It's a cause of wonder (and dismay) to many but scientists have gone out and done the hard work to figure out why women spend more time in the bathroom than men.
In general, queues for public restrooms are longer for women than for men but no one could exactly figure out why it takes women longer to come back from using the bathroom at places like restaurants, sports stadiums or concert venues.
A new study by researchers from Ghent University in Belgium has exposed the two main causes of longer bathroom queues for women.
It turns out the actual design of the bathroom has a lot to do with it. Each stall takes up more space than urinals and, as such, for the same total area, women get a loss less "usable" bathroom space. Overall, the study found, an average toilet area can have 20 to 30 per cent more toilets for men than for women (as male toilets have a mix of urinals and closed stalls).

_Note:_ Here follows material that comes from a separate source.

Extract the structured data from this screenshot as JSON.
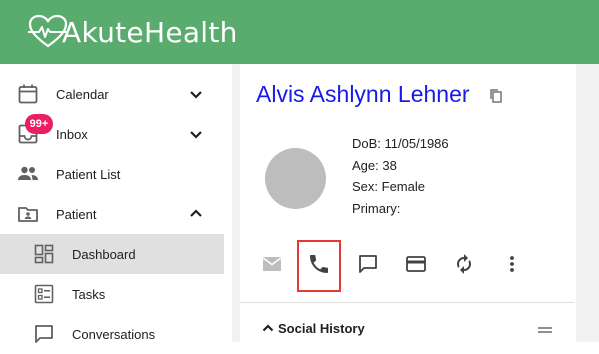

Male bathrooms, overall, can accommodate more people at any given time.
The second reason has to do with the act of going to the toilet in itself.
Other studies have shown that women take about one and a half to two times as long in the bathroom and a lot of this has to do with practical aspects such as more doors having to be open and closed (comparing to men using urinals), and more clothes having to be taken off and put back on.
The combination of these two factors leads to longer lines, especially at busy times (like at the end of a concert, when everybody heads home).
The solution? Unisex bathrooms (which have the added bonus of being transgender-friendly and, as such, shutting down a whole other social debate).
The researchers found that moving to unisex bathrooms would cut women's waiting times from over six minutes down to less than a minute and a half.
The unisex bathroom, that researchers described as "the holy grail" should have a ratio of two stalls to one urinal, allowing men to use urinals and both genders to use the bathroom stalls.
The experts concluded this new configuration would reduce overall wait times by more than half (about 63 per cent, in fact).